Good News For Public College Professors

A new survey finds things are looking up for public college professors when it comes to salary.

The College and University Professional Association for Human Resources released a survey Monday that found professors at public universities saw wage increases outpacing their private counterparts for the first time in four years.

Tenure and tenure-track professors at public schools got a median pay increase in 2014 of 2.2 percent, higher than the 1.5 percent inflation rate, while private college professors reported a 2 percent increase.

While the difference is slight, it's a big shift from 2011, when public college professors reported getting no increase, and 2012, when they reported an increase that was half of what private school professors received.

college professor pay

The CUPAHR survey included responses from 178,717 tenured/tenure-track faculty members at 792 institutions nationwide.

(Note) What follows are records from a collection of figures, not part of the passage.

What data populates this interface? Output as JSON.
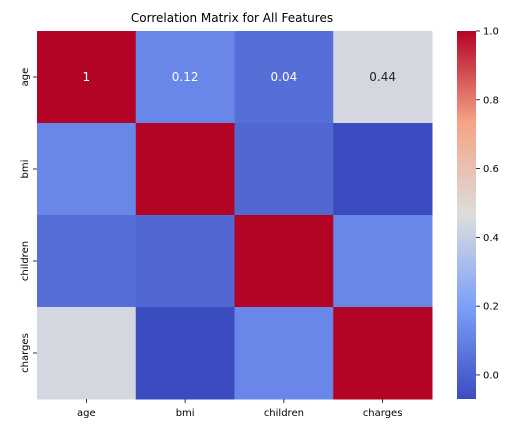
{
  "chart_data": {
    "type": "heatmap",
    "title": "Correlation Matrix for All Features",
    "x_categories": [
      "age",
      "bmi",
      "children",
      "charges"
    ],
    "y_categories": [
      "age",
      "bmi",
      "children",
      "charges"
    ],
    "values": [
      [
        1.0,
        0.12,
        0.04,
        0.44
      ],
      [
        0.12,
        1.0,
        0.02,
        -0.07
      ],
      [
        0.04,
        0.02,
        1.0,
        0.12
      ],
      [
        0.44,
        -0.07,
        0.12,
        1.0
      ]
    ],
    "annotations": [
      [
        "1",
        "0.12",
        "0.04",
        "0.44"
      ],
      [
        "",
        "",
        "",
        ""
      ],
      [
        "",
        "",
        "",
        ""
      ],
      [
        "",
        "",
        "",
        ""
      ]
    ],
    "colormap": "coolwarm",
    "vmin": -0.07,
    "vmax": 1.0,
    "colorbar_ticks": [
      "0.0",
      "0.2",
      "0.4",
      "0.6",
      "0.8",
      "1.0"
    ]
  }
}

The poll found that public university instructors for legal professions made an average yearly salary of $112,088, while those at private colleges made an average of $123,541. Engineering professors took home a little more than $99,000 at both public and private schools. Professors in those disciplines, however, are likely on the higher end of the compensation spectrum -- the survey found professors teaching fitness studies, history or English had average salaries near or below $70,000 per year at both public and private universities.

The news of public instructor pay raises increasing can be spun two ways: a sign that state-backed higher education is making a rebound, or that private colleges are facing new economic realities.

The news that private college instructors are reporting smaller increases for this year follows months of headlines portraying these schools as struggling to maintain enrollment expectations and dire warnings of financial problems from analysts, prompting off-the-cuff forecasts from higher education leaders that many of these schools won't exist in a few decades.

Meanwhile, public universities have seen states begin to slightly restore funding to higher education, helping the institutions to somewhat slow tuition hikes.

The pay survey does not include how adjuncts, part-time or non-tenure track instructors are faring. Adjuncts are frequently paid far less than their full-time colleagues, and today make up a majority of the higher education teaching workforce.